Flag calls are: __API_FLAG_LINKS__

=head2 Size of the export

To get the size of the export in bytes, use L<nbd_get_size(3)>:

 int64_t size = nbd_get_size (nbd);

=head2 Block size constraints

Some NBD servers cannot handle requests at any byte boundary.  They
might, for example, require all requests to be aligned to 512 byte
sectors.

Also some servers advertise a preferred block size.  This is not a
requirement, but is the minimum block size that can be accessed
efficiently (usually without triggering expensive read-modify-write
cycles inside the server).

These are referred to as block size constraints and can be queried by
calling L<nbd_get_block_size(3)>.  Pay attention in particular to the
C<LIBNBD_SIZE_MINIMUM> constraint as some servers will fail requests
which are smaller or not aligned to this block size with C<EINVAL>
("Invalid argument") errors.

=head1 DATA COMMANDS

You can read and write data from the NBD server using L<nbd_pread(3)>
and L<nbd_pwrite(3)> or their asynchronous equivalents.

All data commands support a C<flags> argument (mandatory in C, but
optional in languages where it can default to 0).  For convenience,
the constant C<LIBNBD_CMD_FLAG_MASK> is defined with the set of flags
currently recognized by libnbd, where future NBD protocol extensions
may result in additional flags being supported; but in general,
specific data commands only accept a subset of known flags.

Libnbd defaults to performing some client-side sanity checking in each
of its data commands; for example, attempts to write to a server that
has advertised a read-only connection are rejected.  It is possible to
override aspects of this checking by using L<nbd_set_strict_mode(3)>.
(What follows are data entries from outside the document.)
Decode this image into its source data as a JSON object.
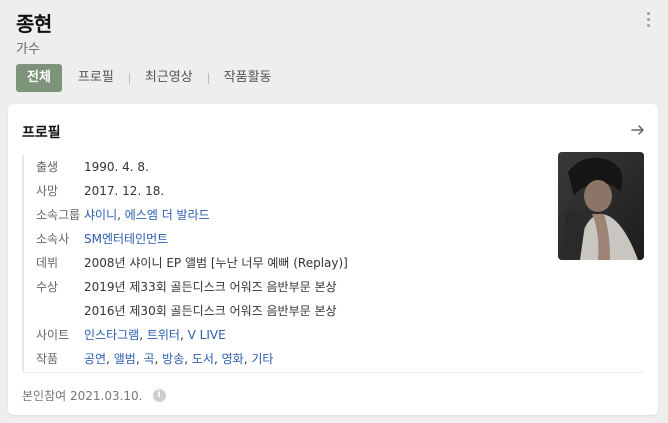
{
  "header": {
    "name": "종현",
    "subtitle": "가수",
    "tabs": [
      {
        "label": "전체"
      },
      {
        "label": "프로필"
      },
      {
        "label": "최근영상"
      },
      {
        "label": "작품활동"
      }
    ]
  },
  "profile": {
    "title": "프로필",
    "birth": {
      "label": "출생",
      "value": "1990. 4. 8."
    },
    "death": {
      "label": "사망",
      "value": "2017. 12. 18."
    },
    "group": {
      "label": "소속그룹",
      "links": [
        "샤이니",
        "에스엠 더 발라드"
      ]
    },
    "agency": {
      "label": "소속사",
      "value": "SM엔터테인먼트"
    },
    "debut": {
      "label": "데뷔",
      "value": "2008년 샤이니 EP 앨범 [누난 너무 예뻐 (Replay)]"
    },
    "awards": {
      "label": "수상",
      "lines": [
        "2019년 제33회 골든디스크 어워즈 음반부문 본상",
        "2016년 제30회 골든디스크 어워즈 음반부문 본상"
      ]
    },
    "sites": {
      "label": "사이트",
      "links": [
        "인스타그램",
        "트위터",
        "V LIVE"
      ]
    },
    "works": {
      "label": "작품",
      "links": [
        "공연",
        "앨범",
        "곡",
        "방송",
        "도서",
        "영화",
        "기타"
      ]
    },
    "footer": {
      "text": "본인참여 2021.03.10."
    }
  }
}
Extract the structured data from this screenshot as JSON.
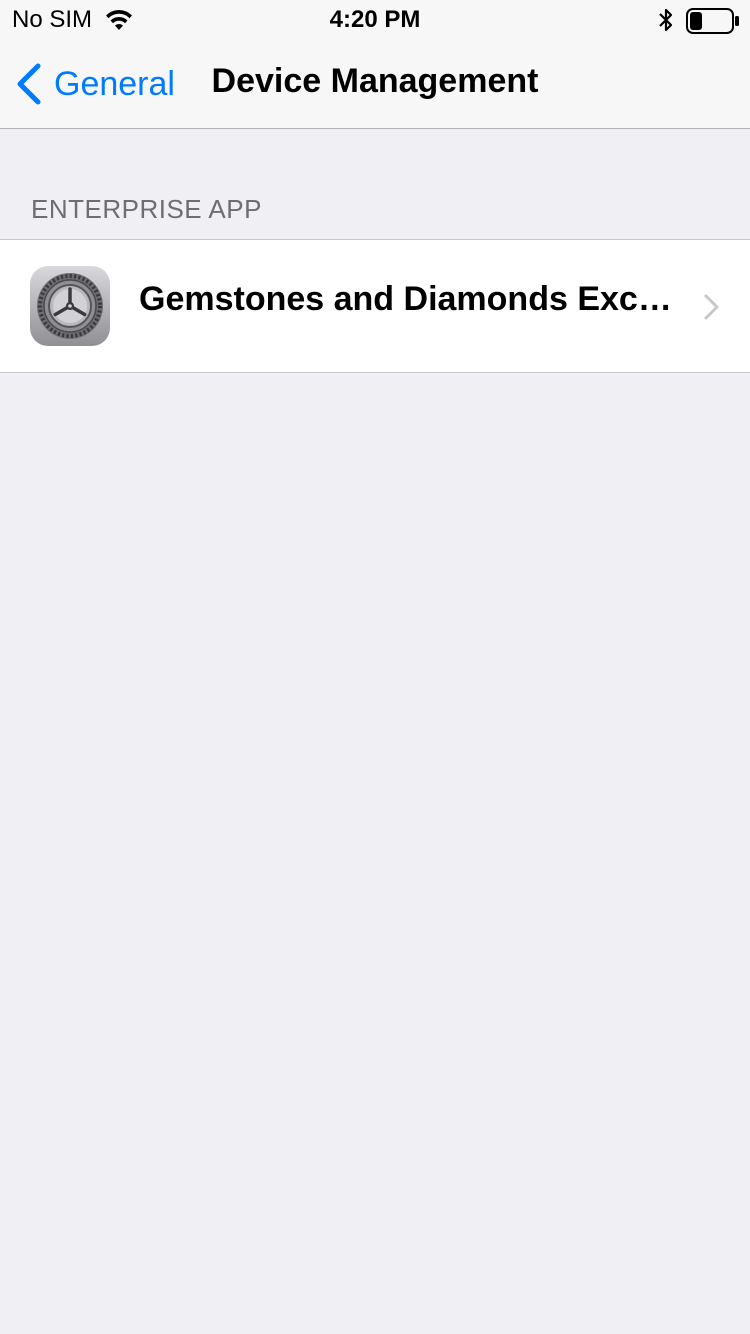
{
  "status_bar": {
    "carrier": "No SIM",
    "time": "4:20 PM",
    "icons": [
      "wifi-icon",
      "bluetooth-icon",
      "battery-icon"
    ],
    "battery_level": 0.3
  },
  "nav": {
    "back_label": "General",
    "title": "Device Management"
  },
  "section": {
    "header": "ENTERPRISE APP"
  },
  "apps": [
    {
      "name": "Gemstones and Diamonds Excha...",
      "icon": "settings-gear-icon"
    }
  ],
  "colors": {
    "accent": "#007aff",
    "background": "#efeff4",
    "section_header": "#6d6d72",
    "chevron": "#c7c7cc"
  }
}
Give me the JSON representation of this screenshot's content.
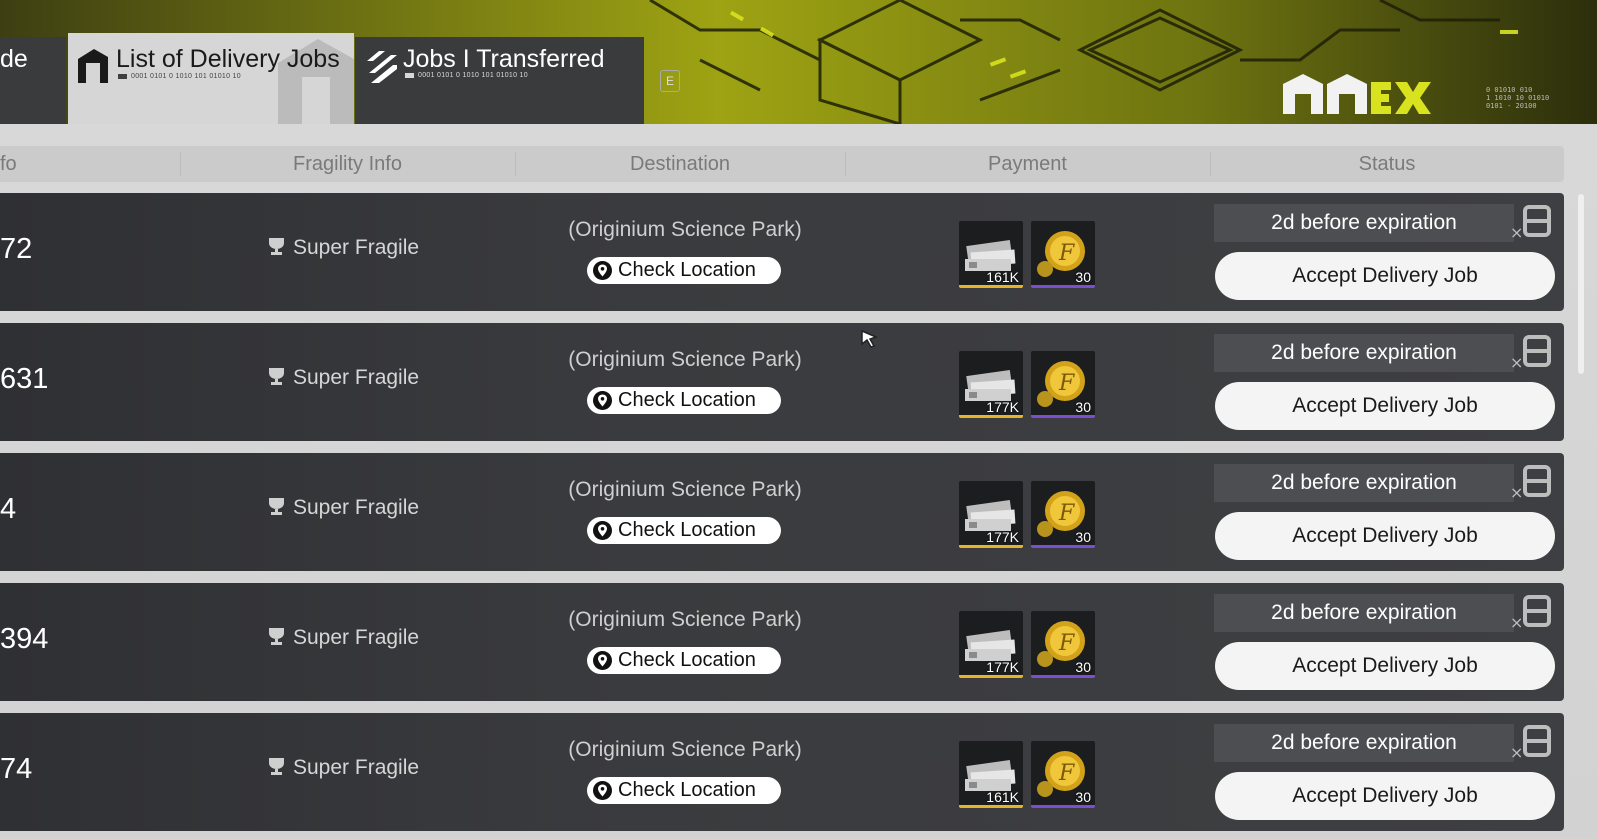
{
  "tabs": [
    {
      "label": "de",
      "code": ""
    },
    {
      "label": "List of Delivery Jobs",
      "code": "0001 0101 0 1010 101 01010 10"
    },
    {
      "label": "Jobs I Transferred",
      "code": "0001 0101 0 1010 101 01010 10"
    }
  ],
  "key_hint": "E",
  "brand": {
    "code_line1": "0 01010 010",
    "code_line2": "1 1010 10 01010",
    "code_line3": "0101 - 20100"
  },
  "columns": [
    "fo",
    "Fragility Info",
    "Destination",
    "Payment",
    "Status"
  ],
  "rows": [
    {
      "id": "72",
      "fragility": "Super Fragile",
      "destination": "(Originium Science Park)",
      "check_label": "Check Location",
      "money": "161K",
      "coins": "30",
      "expiry": "2d before expiration",
      "accept_label": "Accept Delivery Job"
    },
    {
      "id": "631",
      "fragility": "Super Fragile",
      "destination": "(Originium Science Park)",
      "check_label": "Check Location",
      "money": "177K",
      "coins": "30",
      "expiry": "2d before expiration",
      "accept_label": "Accept Delivery Job"
    },
    {
      "id": "4",
      "fragility": "Super Fragile",
      "destination": "(Originium Science Park)",
      "check_label": "Check Location",
      "money": "177K",
      "coins": "30",
      "expiry": "2d before expiration",
      "accept_label": "Accept Delivery Job"
    },
    {
      "id": "394",
      "fragility": "Super Fragile",
      "destination": "(Originium Science Park)",
      "check_label": "Check Location",
      "money": "177K",
      "coins": "30",
      "expiry": "2d before expiration",
      "accept_label": "Accept Delivery Job"
    },
    {
      "id": "74",
      "fragility": "Super Fragile",
      "destination": "(Originium Science Park)",
      "check_label": "Check Location",
      "money": "161K",
      "coins": "30",
      "expiry": "2d before expiration",
      "accept_label": "Accept Delivery Job"
    }
  ],
  "icons": {
    "tab_list": "warehouse-icon",
    "tab_transferred": "transfer-icon",
    "fragility": "trophy-cup-icon",
    "location": "map-pin-icon",
    "money": "banknotes-icon",
    "coin": "gold-coin-icon",
    "discard": "discard-job-icon"
  },
  "colors": {
    "accent": "#d9e21e",
    "panel": "#3a3b3e",
    "money_border": "#e4b52a",
    "coin_border": "#7b4fd1"
  }
}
Some servers also support:

=over 4

=item trim/discard

If L<nbd_can_trim(3)> returns true, L<nbd_trim(3)> can be used to “punch
holes” in the backing storage of the disk on the server.  Normally
(although not in every case) the holes read back as zeroes but take up
no space.

=item zeroing

If L<nbd_can_zero(3)> returns true, L<nbd_zero(3)> can be used to
efficiently zero parts of the disk without having to send large
amounts of zero bytes over the network (as would be necessary if using
L<nbd_pwrite(3)>).

This is slightly different from trimming because the backing storage
is still allocated.  For some storage types this can make future
writes more efficient and/or less likely to fail because of out of
space errors.

=item flushing

Some servers can commit data to permanent storage and tell you that
this has happened reliably.  There are two export flags associated
with this: L<nbd_can_flush(3)> and L<nbd_can_fua(3)>.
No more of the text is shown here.